Trans-humanismo

Trans-humanismo
por Nicholas Bostrom

Departamento de Filosofia, Lógica e Método Científico
Escola de Economia de Londres

[tradução atualizada em 03/98 por: Gustavo Muccillo Alves]

O Trans-humanismo, mesmo sendo um fenômeno bastante recente, já se tornou um movimento estabelecido. Há, porém, muitas pessoas que contudo não se encontram com isto. Até mesmo dentro da comunidade acadêmica, especialmente nesses campo que não lidam diretamente com tecnologias novas, há muitos que ainda estão desavisados da existência desta filosofia. É importante que estas idéias sejam conhecidas mais amplamente tão logo quanto possível. As estacas são muito altas, e o jogo de habilidades e competências que poderiam casualmente ser dirigidas às perseguições trans-humanistas se estende além das dos cientistas e futurólogos do computador e outro gurus high-tech. De fato, o trans-humanismo deveria ser uma preocupação para a nossa sociedade inteira. Se você se preocupa com o que acontecerá a você e ao resto humanidade dentro de algumas próximas décadas, então o trans-humanismo é do seu interesse.

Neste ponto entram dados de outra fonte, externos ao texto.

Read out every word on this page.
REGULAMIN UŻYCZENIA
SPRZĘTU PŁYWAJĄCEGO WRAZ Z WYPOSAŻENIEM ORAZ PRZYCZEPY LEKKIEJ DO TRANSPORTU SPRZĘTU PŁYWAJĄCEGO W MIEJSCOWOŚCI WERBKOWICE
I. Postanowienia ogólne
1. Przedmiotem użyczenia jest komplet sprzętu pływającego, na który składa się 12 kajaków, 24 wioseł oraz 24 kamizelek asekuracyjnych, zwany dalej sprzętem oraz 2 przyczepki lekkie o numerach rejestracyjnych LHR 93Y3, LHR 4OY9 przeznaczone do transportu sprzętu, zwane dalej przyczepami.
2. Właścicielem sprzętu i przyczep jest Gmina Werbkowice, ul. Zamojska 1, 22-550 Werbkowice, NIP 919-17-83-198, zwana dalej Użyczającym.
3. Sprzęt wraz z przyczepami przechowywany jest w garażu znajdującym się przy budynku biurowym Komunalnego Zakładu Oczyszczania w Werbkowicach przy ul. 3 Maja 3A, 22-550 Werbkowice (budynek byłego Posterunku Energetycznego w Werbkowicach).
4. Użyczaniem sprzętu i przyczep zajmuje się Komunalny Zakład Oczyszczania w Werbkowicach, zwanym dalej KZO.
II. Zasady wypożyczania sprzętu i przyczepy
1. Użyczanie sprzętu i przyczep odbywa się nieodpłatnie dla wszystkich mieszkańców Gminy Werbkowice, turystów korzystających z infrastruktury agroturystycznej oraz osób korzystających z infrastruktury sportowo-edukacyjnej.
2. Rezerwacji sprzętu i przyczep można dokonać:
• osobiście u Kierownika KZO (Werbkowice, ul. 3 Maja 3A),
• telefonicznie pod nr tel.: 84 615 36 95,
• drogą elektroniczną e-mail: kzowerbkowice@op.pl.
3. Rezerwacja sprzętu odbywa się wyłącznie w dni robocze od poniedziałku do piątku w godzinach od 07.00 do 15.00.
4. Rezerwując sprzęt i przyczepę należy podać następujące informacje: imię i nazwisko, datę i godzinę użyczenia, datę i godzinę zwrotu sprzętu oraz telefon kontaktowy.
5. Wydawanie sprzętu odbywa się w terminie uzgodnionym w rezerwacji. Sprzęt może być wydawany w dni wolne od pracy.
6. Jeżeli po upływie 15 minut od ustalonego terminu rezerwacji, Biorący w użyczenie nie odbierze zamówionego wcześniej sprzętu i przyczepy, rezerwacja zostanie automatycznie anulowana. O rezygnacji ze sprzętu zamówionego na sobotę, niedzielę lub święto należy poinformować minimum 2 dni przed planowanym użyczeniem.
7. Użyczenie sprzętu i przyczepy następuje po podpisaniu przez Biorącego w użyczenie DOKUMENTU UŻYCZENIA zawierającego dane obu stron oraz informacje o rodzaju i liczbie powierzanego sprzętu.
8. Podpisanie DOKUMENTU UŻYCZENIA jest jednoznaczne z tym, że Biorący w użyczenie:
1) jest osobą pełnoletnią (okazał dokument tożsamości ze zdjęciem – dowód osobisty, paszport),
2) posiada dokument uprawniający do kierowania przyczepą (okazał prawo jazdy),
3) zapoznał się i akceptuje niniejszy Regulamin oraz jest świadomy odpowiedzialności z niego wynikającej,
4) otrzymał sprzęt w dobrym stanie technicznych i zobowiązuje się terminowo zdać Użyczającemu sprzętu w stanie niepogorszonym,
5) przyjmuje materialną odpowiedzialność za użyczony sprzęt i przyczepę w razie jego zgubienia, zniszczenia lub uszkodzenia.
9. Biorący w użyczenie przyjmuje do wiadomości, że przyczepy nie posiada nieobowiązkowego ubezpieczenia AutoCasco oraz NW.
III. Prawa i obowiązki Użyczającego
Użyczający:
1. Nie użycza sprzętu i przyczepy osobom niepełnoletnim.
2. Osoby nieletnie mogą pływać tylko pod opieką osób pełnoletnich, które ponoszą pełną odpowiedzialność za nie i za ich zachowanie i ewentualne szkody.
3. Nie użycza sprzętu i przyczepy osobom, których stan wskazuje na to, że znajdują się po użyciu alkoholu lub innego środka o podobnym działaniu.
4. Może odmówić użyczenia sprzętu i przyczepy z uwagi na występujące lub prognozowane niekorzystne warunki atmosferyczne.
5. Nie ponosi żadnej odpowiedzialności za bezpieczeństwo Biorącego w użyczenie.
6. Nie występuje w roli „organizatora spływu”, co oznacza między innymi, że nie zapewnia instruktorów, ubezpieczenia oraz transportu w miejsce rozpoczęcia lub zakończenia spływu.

Os trans-humanistas acreditam que o progresso tecnológico vai transformar a civilização humana de modos extremamente profundos, nos dando talvez medidas de vida indefinidas e emoções constantemente positivas, nos matando a todos talvez, talvez nos transferindo aos computadores, ou nos substituindo completamente talvez pela inteligência artificial sobre-humana. Essa é a magnitude das mudanças de que nós estamos falando aproximadamente. A balança de tempo normalmente é tomada para ser da ordem de meio século ou menos.

Transhumanismo

Uma convicção central para o trans-humanismo está na viabilidade da mudança tecnológica drástica. Nós podemos chamá-la de o Postulado da Tecnologia. Se nós queremos, nós podemos explicar isto, um pouco arbitrariamente, como segue:

O Postulado da Tecnologia. Contanto que a nossa civilização continue existindo então algumas das seguintes coisas serão tecnologicamente possíveis dentro de 70 anos: inteligência sobre-humana, felicidade constante, palmo de vida ilimitado, uploading em uma realidade virtual, colonização galáctica (porém de iniciação), nanotecnologia Drexleriana.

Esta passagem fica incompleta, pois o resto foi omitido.